• Director(s):

    JEUDY (Patrick)

  • Producer(s):

    ARTE FRANCE, TEMPS NOIR

  • Territories:

    Worldwide.

  • Production year:

    2009

  • Language(s):

    German, English, French

  • Rights:

    NON-THEATRICAL, TV, VOD, DVD

Based on Al Capone's trial, following America's most famous killer was sentenced to 11 years in prison for tax fraud (!), Patrick Jeudy retraces the criminal saga that gripped Chicago during Prohibition.

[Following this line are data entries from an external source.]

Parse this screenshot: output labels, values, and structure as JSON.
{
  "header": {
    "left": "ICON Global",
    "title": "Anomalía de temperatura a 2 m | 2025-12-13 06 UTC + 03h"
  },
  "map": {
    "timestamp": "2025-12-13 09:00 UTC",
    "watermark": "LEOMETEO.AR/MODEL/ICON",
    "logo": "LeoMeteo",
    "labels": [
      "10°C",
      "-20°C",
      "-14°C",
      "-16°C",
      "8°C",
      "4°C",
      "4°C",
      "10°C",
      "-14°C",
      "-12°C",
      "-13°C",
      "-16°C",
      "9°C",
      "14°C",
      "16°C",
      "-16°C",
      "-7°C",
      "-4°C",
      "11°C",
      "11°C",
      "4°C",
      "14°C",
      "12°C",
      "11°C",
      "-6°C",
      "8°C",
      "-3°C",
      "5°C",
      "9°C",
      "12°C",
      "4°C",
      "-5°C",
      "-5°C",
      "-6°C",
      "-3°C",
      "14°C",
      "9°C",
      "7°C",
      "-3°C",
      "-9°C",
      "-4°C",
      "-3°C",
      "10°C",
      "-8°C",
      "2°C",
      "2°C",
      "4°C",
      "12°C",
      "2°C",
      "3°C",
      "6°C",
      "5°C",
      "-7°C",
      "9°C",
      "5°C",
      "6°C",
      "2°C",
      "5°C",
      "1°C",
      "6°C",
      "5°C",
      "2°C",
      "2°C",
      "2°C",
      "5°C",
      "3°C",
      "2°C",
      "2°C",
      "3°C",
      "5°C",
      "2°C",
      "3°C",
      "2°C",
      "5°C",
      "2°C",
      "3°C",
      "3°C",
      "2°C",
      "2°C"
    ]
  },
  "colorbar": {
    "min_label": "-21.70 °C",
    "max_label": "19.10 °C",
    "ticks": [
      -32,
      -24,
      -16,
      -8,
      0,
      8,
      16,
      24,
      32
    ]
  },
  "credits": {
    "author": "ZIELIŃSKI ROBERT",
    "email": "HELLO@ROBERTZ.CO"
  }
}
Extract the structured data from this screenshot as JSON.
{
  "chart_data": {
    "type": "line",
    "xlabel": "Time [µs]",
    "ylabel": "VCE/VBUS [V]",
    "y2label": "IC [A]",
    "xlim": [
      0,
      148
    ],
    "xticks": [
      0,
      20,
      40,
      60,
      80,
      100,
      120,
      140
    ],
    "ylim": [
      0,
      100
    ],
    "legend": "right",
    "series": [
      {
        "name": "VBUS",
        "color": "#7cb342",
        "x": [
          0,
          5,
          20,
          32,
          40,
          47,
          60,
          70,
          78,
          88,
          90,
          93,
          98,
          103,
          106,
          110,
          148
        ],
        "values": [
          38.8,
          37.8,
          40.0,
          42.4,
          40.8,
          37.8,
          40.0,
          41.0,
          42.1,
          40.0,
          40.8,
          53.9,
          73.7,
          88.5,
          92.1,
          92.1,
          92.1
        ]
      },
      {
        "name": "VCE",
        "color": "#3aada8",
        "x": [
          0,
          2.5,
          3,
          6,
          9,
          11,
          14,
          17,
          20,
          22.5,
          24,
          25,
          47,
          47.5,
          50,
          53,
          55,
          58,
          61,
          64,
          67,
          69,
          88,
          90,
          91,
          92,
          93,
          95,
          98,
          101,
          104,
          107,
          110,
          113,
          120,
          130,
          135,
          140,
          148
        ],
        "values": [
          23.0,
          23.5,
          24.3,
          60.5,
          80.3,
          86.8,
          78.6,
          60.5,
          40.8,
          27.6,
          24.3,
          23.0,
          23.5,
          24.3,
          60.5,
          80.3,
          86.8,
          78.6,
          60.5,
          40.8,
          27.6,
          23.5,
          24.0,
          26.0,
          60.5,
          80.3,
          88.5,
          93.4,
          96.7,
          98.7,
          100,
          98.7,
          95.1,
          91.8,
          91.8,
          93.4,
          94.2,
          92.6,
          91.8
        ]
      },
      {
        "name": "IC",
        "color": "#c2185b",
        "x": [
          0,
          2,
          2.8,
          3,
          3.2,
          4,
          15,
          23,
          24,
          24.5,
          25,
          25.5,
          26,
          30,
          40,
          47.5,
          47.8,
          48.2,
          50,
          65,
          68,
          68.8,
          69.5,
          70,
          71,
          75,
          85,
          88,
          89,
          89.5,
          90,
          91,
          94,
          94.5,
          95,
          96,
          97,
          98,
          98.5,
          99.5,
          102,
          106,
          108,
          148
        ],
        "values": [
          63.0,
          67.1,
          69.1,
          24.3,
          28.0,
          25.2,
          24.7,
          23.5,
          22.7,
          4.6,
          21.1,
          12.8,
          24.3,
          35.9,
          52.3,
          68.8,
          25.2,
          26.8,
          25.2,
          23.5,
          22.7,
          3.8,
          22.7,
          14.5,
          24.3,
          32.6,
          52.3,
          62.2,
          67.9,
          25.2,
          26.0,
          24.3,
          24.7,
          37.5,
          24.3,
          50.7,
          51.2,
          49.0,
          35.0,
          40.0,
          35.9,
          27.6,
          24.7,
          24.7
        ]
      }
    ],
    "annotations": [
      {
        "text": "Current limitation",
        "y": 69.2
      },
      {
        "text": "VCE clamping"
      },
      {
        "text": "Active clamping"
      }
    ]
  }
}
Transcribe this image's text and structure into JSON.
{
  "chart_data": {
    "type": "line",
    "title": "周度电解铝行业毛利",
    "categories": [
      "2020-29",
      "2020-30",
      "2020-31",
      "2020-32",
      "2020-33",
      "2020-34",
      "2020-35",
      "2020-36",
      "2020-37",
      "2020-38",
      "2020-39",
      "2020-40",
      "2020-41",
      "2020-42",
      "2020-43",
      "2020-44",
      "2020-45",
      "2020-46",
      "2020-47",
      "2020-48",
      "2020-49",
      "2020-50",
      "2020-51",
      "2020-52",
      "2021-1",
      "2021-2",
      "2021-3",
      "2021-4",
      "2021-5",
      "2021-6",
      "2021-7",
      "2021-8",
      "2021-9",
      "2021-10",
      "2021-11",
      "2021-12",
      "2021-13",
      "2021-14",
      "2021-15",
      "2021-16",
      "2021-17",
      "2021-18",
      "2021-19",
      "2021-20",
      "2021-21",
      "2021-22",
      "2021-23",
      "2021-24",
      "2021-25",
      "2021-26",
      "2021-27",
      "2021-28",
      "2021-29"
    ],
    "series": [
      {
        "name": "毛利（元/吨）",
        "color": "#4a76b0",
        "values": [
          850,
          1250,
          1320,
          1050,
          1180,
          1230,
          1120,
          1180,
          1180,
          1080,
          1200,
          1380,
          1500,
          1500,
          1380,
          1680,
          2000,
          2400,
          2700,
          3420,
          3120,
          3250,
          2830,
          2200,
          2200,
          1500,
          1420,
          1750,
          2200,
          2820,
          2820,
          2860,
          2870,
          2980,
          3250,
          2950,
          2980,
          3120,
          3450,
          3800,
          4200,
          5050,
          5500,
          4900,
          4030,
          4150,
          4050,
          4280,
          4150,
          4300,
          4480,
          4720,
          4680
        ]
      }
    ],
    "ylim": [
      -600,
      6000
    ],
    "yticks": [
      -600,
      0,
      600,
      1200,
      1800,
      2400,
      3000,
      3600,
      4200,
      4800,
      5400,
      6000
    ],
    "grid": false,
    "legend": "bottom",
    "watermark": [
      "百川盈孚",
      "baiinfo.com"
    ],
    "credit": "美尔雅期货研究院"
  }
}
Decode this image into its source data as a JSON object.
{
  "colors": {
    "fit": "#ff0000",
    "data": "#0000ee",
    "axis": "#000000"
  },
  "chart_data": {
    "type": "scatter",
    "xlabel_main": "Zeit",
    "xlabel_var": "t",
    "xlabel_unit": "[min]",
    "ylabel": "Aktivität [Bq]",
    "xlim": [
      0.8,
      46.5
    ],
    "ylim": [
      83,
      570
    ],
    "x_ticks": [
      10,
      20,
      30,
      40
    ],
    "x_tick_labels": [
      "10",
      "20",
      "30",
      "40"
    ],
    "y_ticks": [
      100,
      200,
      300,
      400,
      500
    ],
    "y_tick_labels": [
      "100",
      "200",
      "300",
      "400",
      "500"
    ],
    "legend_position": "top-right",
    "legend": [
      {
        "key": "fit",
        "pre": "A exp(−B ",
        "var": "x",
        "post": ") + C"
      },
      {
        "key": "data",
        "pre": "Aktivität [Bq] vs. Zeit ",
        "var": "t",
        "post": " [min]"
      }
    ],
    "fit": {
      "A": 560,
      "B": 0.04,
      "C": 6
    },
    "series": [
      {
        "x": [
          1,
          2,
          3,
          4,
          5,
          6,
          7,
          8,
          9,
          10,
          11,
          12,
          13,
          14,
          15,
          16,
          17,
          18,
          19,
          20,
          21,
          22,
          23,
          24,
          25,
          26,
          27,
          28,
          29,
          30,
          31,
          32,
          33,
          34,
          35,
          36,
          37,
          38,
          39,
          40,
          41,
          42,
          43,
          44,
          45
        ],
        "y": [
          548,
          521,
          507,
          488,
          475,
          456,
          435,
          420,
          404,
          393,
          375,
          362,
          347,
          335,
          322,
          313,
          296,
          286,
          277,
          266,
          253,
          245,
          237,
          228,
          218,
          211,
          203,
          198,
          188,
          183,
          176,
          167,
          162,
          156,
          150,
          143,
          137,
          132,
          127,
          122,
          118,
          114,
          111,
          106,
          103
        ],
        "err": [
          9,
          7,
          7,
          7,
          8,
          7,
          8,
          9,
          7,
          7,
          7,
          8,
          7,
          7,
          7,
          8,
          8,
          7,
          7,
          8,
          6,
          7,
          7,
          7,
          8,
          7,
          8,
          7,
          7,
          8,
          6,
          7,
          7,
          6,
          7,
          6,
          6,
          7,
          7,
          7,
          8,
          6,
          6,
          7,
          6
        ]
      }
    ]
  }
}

Although in January 1947, the public received the news of Al Capone's death with indifference, twenty years earlier he had ruled the worlds of gambling, liquor and sex. Nothing escaped the high-roller who built his mafia empire on brute force and corruption. Policemen, judges and journalists were among the many who ate out of the crime syndicate's hand, ensuring the boss's impunity. Until the day when the head of the Untouchables brigade, Eliot Ness, came on the scene. A struggle to death started between the two men.
But behind this dualistic story, which was a riot of armed fights and controlled skids, the film reveals the portrait of a still-wild America, torn between its founding myths and its deep aspirations to modernity. "Eliot Ness versus Al Capone" is part of a series of historical frescoes directed by Patrick Jeudy who, by portraying the filmed biography of mythical figures of the American legend (Marilyn Monroe, Nixon, Kennedy, Grace Kelly, Capa, Jackie Kennedy), affords a thoroughly modern view of what our American cousins reveal to us about ourselves.